Las risas cesaron de inmediato, como si la mención de Amatista fuese un cambio de tono que todos respetaban. La atmósfera se tensó levemente, y Massimo fue el primero en romper el silencio.
—Amatista es la gatita de Enzo —dijo con una sonrisa divertida, pero al mismo tiempo llena de advertencia.
Samuel levantó las cejas, aún con una expresión confundida, esperando que le explicaran más. Pero Paolo, sin dar más detalles, intervino con firmeza.
—Escucha, amigo. No hagas bromas ni comentarios al respecto, ¿entendido? —dijo Paolo con un tono serio, casi como una advertencia.
—Exacto —agregó Mateo, aunque su tono estaba más lleno de diversión—. Si valoras tu vida, mejor guarda silencio sobre Amatista hasta que Enzo esté aquí.
La advertencia fue clara. Samuel sintió la presión en el aire, como si algo mucho más grande que una simple mujer estuviera en juego. No había espacio para bromas ni especulaciones.
—¿Tan seria es la cosa? —Samuel preguntó, con una mezcla de incredulidad y respeto en su voz.
Emilio, que hasta ese momento había permanecido en silencio, miró a los demás antes de responder.

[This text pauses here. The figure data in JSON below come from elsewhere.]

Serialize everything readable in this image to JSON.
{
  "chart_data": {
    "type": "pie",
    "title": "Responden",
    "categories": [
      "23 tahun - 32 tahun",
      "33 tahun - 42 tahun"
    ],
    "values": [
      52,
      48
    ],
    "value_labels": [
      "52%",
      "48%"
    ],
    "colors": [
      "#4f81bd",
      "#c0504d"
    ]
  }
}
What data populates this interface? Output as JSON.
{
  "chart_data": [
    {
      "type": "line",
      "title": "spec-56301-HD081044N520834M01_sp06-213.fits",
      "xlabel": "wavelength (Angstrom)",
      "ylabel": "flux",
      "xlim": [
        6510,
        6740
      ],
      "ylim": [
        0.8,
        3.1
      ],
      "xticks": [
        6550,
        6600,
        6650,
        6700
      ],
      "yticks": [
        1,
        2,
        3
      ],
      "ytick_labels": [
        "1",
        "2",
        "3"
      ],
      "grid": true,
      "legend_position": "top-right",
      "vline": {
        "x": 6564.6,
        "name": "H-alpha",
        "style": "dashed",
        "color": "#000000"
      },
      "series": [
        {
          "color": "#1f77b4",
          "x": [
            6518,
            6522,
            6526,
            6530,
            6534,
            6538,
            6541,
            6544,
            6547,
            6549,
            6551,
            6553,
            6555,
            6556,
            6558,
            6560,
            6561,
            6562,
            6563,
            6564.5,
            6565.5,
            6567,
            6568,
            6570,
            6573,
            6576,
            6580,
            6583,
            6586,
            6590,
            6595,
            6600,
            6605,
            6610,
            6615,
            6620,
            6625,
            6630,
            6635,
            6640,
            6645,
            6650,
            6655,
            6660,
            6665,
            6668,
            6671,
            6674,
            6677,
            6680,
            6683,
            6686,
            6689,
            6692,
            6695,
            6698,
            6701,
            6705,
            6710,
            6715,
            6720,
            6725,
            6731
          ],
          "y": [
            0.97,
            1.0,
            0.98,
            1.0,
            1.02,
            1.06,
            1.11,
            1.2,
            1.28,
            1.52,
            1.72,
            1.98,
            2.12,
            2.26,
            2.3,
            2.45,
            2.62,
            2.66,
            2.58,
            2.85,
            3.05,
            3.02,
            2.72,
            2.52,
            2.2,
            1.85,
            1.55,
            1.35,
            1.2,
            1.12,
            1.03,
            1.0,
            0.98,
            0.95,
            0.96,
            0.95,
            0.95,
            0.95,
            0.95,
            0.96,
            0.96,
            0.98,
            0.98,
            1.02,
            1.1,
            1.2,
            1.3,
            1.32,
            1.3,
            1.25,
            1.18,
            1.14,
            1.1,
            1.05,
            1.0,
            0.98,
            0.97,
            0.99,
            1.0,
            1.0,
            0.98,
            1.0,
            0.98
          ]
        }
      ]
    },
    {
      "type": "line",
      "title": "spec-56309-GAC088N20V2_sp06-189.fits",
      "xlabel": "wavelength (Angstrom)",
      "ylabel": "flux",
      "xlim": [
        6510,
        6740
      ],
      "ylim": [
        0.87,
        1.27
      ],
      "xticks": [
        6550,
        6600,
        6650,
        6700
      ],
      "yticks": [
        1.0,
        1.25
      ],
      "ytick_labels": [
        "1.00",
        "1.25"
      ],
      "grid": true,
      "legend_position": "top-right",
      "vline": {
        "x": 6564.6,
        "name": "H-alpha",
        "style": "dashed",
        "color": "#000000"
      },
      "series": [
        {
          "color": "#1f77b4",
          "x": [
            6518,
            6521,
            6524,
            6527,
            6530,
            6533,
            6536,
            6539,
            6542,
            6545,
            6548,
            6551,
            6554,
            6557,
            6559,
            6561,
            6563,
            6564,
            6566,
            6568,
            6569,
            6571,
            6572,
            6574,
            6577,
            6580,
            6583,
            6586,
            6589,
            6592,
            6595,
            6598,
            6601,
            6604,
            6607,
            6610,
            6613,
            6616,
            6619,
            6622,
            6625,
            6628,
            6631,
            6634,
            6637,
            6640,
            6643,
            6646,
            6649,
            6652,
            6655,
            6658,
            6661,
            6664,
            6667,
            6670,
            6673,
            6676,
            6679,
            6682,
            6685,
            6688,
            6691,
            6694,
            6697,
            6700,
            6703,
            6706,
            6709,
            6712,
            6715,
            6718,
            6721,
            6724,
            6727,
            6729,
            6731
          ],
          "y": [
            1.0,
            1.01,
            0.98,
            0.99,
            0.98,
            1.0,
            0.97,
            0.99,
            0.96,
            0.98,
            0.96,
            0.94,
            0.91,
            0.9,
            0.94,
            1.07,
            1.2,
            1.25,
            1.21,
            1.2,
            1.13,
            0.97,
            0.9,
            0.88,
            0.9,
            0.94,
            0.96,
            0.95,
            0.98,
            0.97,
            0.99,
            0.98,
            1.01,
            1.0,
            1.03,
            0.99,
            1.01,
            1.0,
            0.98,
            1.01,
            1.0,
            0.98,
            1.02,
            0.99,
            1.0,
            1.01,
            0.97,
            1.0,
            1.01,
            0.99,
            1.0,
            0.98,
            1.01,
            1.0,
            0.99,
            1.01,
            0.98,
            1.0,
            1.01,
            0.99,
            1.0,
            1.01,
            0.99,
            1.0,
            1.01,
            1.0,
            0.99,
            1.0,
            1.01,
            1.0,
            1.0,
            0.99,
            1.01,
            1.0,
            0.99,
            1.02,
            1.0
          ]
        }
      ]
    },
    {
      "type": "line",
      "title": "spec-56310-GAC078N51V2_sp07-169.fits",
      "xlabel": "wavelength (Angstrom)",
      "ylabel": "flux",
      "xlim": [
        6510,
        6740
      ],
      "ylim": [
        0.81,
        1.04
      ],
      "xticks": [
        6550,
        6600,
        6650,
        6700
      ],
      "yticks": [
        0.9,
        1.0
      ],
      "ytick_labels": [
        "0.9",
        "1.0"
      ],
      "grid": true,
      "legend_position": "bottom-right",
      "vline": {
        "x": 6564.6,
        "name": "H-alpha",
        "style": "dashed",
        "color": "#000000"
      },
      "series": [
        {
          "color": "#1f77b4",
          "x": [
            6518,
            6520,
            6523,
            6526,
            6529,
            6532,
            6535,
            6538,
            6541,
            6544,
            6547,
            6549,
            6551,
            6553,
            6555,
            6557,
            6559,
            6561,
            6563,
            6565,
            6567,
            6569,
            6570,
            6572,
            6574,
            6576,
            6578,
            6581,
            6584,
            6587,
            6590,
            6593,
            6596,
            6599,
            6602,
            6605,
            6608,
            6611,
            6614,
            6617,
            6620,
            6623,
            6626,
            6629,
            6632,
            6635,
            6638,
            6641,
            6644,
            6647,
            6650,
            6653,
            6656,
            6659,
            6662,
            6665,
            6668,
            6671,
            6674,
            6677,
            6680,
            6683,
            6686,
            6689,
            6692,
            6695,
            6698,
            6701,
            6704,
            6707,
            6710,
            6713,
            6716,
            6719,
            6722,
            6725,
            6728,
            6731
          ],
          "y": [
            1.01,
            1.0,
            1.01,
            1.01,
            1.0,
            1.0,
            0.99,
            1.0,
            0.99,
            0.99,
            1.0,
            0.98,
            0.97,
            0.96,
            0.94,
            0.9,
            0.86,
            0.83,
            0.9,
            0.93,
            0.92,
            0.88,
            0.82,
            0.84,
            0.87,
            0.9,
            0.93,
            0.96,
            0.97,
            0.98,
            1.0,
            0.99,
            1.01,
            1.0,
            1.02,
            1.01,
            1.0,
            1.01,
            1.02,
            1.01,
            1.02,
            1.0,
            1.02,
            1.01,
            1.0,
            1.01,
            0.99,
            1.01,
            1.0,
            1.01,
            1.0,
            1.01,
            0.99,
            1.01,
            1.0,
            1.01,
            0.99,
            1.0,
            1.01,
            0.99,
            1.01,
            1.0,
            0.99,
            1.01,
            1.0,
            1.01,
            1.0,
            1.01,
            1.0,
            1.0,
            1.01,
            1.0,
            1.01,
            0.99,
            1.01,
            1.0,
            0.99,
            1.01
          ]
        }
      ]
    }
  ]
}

—Más de lo que imaginas —dijo, con su tono siempre controlado, casi frío. La seriedad de sus palabras pesaba en el aire.
El grupo se quedó en silencio unos momentos, procesando lo que se había dicho. Enzo, el hombre que siempre mantenía las riendas de todo, el que rara vez daba un paso en falso, había decidido pasar la mañana en la cama. Y la única razón que se les ocurría para justificarlo era Amatista.
Paolo, tras ese breve silencio, rompió con una sonrisa juguetona.

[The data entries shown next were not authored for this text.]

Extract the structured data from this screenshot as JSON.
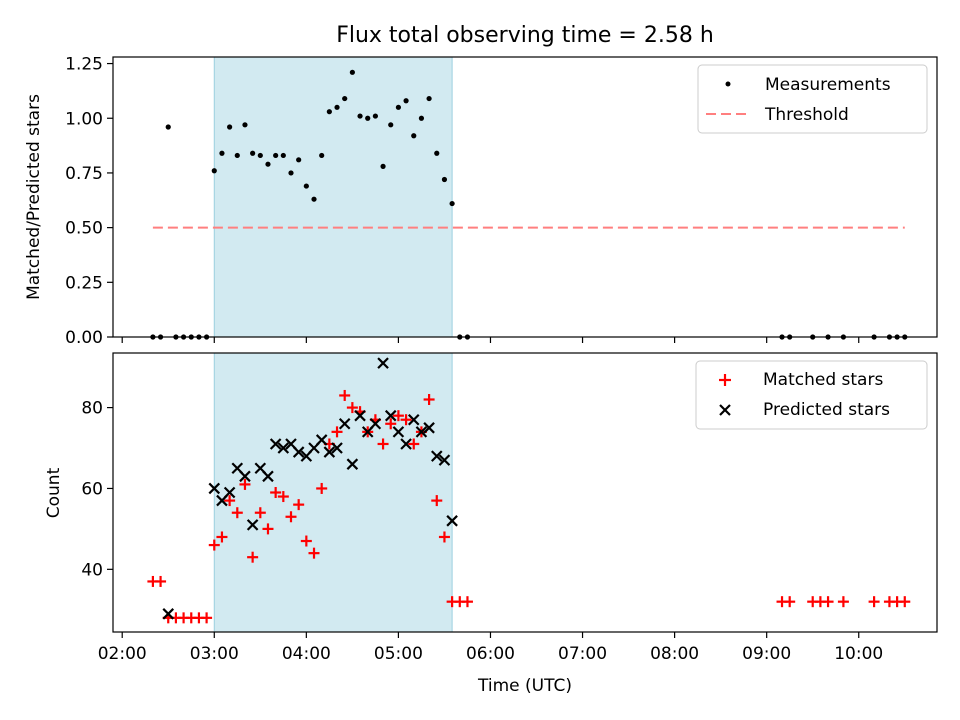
{
  "title": "Flux total observing time = 2.58 h",
  "chart_data": [
    {
      "type": "scatter",
      "panel": "top",
      "ylabel": "Matched/Predicted stars",
      "xlabel": "",
      "x_range_hours": [
        1.9,
        10.85
      ],
      "ylim": [
        0,
        1.28
      ],
      "y_ticks": [
        0.0,
        0.25,
        0.5,
        0.75,
        1.0,
        1.25
      ],
      "y_tick_labels": [
        "0.00",
        "0.25",
        "0.50",
        "0.75",
        "1.00",
        "1.25"
      ],
      "grid": false,
      "legend_position": "upper right",
      "shaded_interval": {
        "start": "03:00",
        "end": "05:35",
        "color": "#add8e6"
      },
      "threshold": {
        "name": "Threshold",
        "value": 0.5,
        "x_start": "02:20",
        "x_end": "10:30",
        "color": "#ff7f7f",
        "style": "dashed"
      },
      "series": [
        {
          "name": "Measurements",
          "color": "#000000",
          "marker": "dot",
          "points": [
            [
              "02:20",
              0.0
            ],
            [
              "02:25",
              0.0
            ],
            [
              "02:30",
              0.96
            ],
            [
              "02:35",
              0.0
            ],
            [
              "02:40",
              0.0
            ],
            [
              "02:45",
              0.0
            ],
            [
              "02:50",
              0.0
            ],
            [
              "02:55",
              0.0
            ],
            [
              "03:00",
              0.76
            ],
            [
              "03:05",
              0.84
            ],
            [
              "03:10",
              0.96
            ],
            [
              "03:15",
              0.83
            ],
            [
              "03:20",
              0.97
            ],
            [
              "03:25",
              0.84
            ],
            [
              "03:30",
              0.83
            ],
            [
              "03:35",
              0.79
            ],
            [
              "03:40",
              0.83
            ],
            [
              "03:45",
              0.83
            ],
            [
              "03:50",
              0.75
            ],
            [
              "03:55",
              0.81
            ],
            [
              "04:00",
              0.69
            ],
            [
              "04:05",
              0.63
            ],
            [
              "04:10",
              0.83
            ],
            [
              "04:15",
              1.03
            ],
            [
              "04:20",
              1.05
            ],
            [
              "04:25",
              1.09
            ],
            [
              "04:30",
              1.21
            ],
            [
              "04:35",
              1.01
            ],
            [
              "04:40",
              1.0
            ],
            [
              "04:45",
              1.01
            ],
            [
              "04:50",
              0.78
            ],
            [
              "04:55",
              0.97
            ],
            [
              "05:00",
              1.05
            ],
            [
              "05:05",
              1.08
            ],
            [
              "05:10",
              0.92
            ],
            [
              "05:15",
              1.0
            ],
            [
              "05:20",
              1.09
            ],
            [
              "05:25",
              0.84
            ],
            [
              "05:30",
              0.72
            ],
            [
              "05:35",
              0.61
            ],
            [
              "05:40",
              0.0
            ],
            [
              "05:45",
              0.0
            ],
            [
              "09:10",
              0.0
            ],
            [
              "09:15",
              0.0
            ],
            [
              "09:30",
              0.0
            ],
            [
              "09:40",
              0.0
            ],
            [
              "09:50",
              0.0
            ],
            [
              "10:10",
              0.0
            ],
            [
              "10:20",
              0.0
            ],
            [
              "10:25",
              0.0
            ],
            [
              "10:30",
              0.0
            ]
          ]
        }
      ]
    },
    {
      "type": "scatter",
      "panel": "bottom",
      "ylabel": "Count",
      "xlabel": "Time (UTC)",
      "x_range_hours": [
        1.9,
        10.85
      ],
      "ylim": [
        24.5,
        93.5
      ],
      "y_ticks": [
        40,
        60,
        80
      ],
      "y_tick_labels": [
        "40",
        "60",
        "80"
      ],
      "x_ticks": [
        "02:00",
        "03:00",
        "04:00",
        "05:00",
        "06:00",
        "07:00",
        "08:00",
        "09:00",
        "10:00"
      ],
      "grid": false,
      "legend_position": "upper right",
      "shaded_interval": {
        "start": "03:00",
        "end": "05:35",
        "color": "#add8e6"
      },
      "series": [
        {
          "name": "Matched stars",
          "color": "#ff0000",
          "marker": "plus",
          "points": [
            [
              "02:20",
              37
            ],
            [
              "02:25",
              37
            ],
            [
              "02:30",
              28
            ],
            [
              "02:35",
              28
            ],
            [
              "02:40",
              28
            ],
            [
              "02:45",
              28
            ],
            [
              "02:50",
              28
            ],
            [
              "02:55",
              28
            ],
            [
              "03:00",
              46
            ],
            [
              "03:05",
              48
            ],
            [
              "03:10",
              57
            ],
            [
              "03:15",
              54
            ],
            [
              "03:20",
              61
            ],
            [
              "03:25",
              43
            ],
            [
              "03:30",
              54
            ],
            [
              "03:35",
              50
            ],
            [
              "03:40",
              59
            ],
            [
              "03:45",
              58
            ],
            [
              "03:50",
              53
            ],
            [
              "03:55",
              56
            ],
            [
              "04:00",
              47
            ],
            [
              "04:05",
              44
            ],
            [
              "04:10",
              60
            ],
            [
              "04:15",
              71
            ],
            [
              "04:20",
              74
            ],
            [
              "04:25",
              83
            ],
            [
              "04:30",
              80
            ],
            [
              "04:35",
              79
            ],
            [
              "04:40",
              74
            ],
            [
              "04:45",
              77
            ],
            [
              "04:50",
              71
            ],
            [
              "04:55",
              76
            ],
            [
              "05:00",
              78
            ],
            [
              "05:05",
              77
            ],
            [
              "05:10",
              71
            ],
            [
              "05:15",
              74
            ],
            [
              "05:20",
              82
            ],
            [
              "05:25",
              57
            ],
            [
              "05:30",
              48
            ],
            [
              "05:35",
              32
            ],
            [
              "05:40",
              32
            ],
            [
              "05:45",
              32
            ],
            [
              "09:10",
              32
            ],
            [
              "09:15",
              32
            ],
            [
              "09:30",
              32
            ],
            [
              "09:35",
              32
            ],
            [
              "09:40",
              32
            ],
            [
              "09:50",
              32
            ],
            [
              "10:10",
              32
            ],
            [
              "10:20",
              32
            ],
            [
              "10:25",
              32
            ],
            [
              "10:30",
              32
            ]
          ]
        },
        {
          "name": "Predicted stars",
          "color": "#000000",
          "marker": "x",
          "points": [
            [
              "02:30",
              29
            ],
            [
              "03:00",
              60
            ],
            [
              "03:05",
              57
            ],
            [
              "03:10",
              59
            ],
            [
              "03:15",
              65
            ],
            [
              "03:20",
              63
            ],
            [
              "03:25",
              51
            ],
            [
              "03:30",
              65
            ],
            [
              "03:35",
              63
            ],
            [
              "03:40",
              71
            ],
            [
              "03:45",
              70
            ],
            [
              "03:50",
              71
            ],
            [
              "03:55",
              69
            ],
            [
              "04:00",
              68
            ],
            [
              "04:05",
              70
            ],
            [
              "04:10",
              72
            ],
            [
              "04:15",
              69
            ],
            [
              "04:20",
              70
            ],
            [
              "04:25",
              76
            ],
            [
              "04:30",
              66
            ],
            [
              "04:35",
              78
            ],
            [
              "04:40",
              74
            ],
            [
              "04:45",
              76
            ],
            [
              "04:50",
              91
            ],
            [
              "04:55",
              78
            ],
            [
              "05:00",
              74
            ],
            [
              "05:05",
              71
            ],
            [
              "05:10",
              77
            ],
            [
              "05:15",
              74
            ],
            [
              "05:20",
              75
            ],
            [
              "05:25",
              68
            ],
            [
              "05:30",
              67
            ],
            [
              "05:35",
              52
            ]
          ]
        }
      ]
    }
  ]
}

—Si Enzo llega con esa mirada de "pasé toda la noche ocupado", sabremos que nuestra teoría es cierta.
Todos rieron de nuevo, aunque el tono era más cauteloso ahora, como si se tratara de un tema que, aunque en principio fuera divertido, no debía tomarse a la ligera. Samuel, todavía con una ligera confusión, decidió callar y simplemente observar. Algo le decía que este era un tema que debía explorar más a fondo, pero no era el momento.
—Lo descubriremos pronto, eso seguro —dijo Massimo, mientras comenzaba a caminar hacia el campo.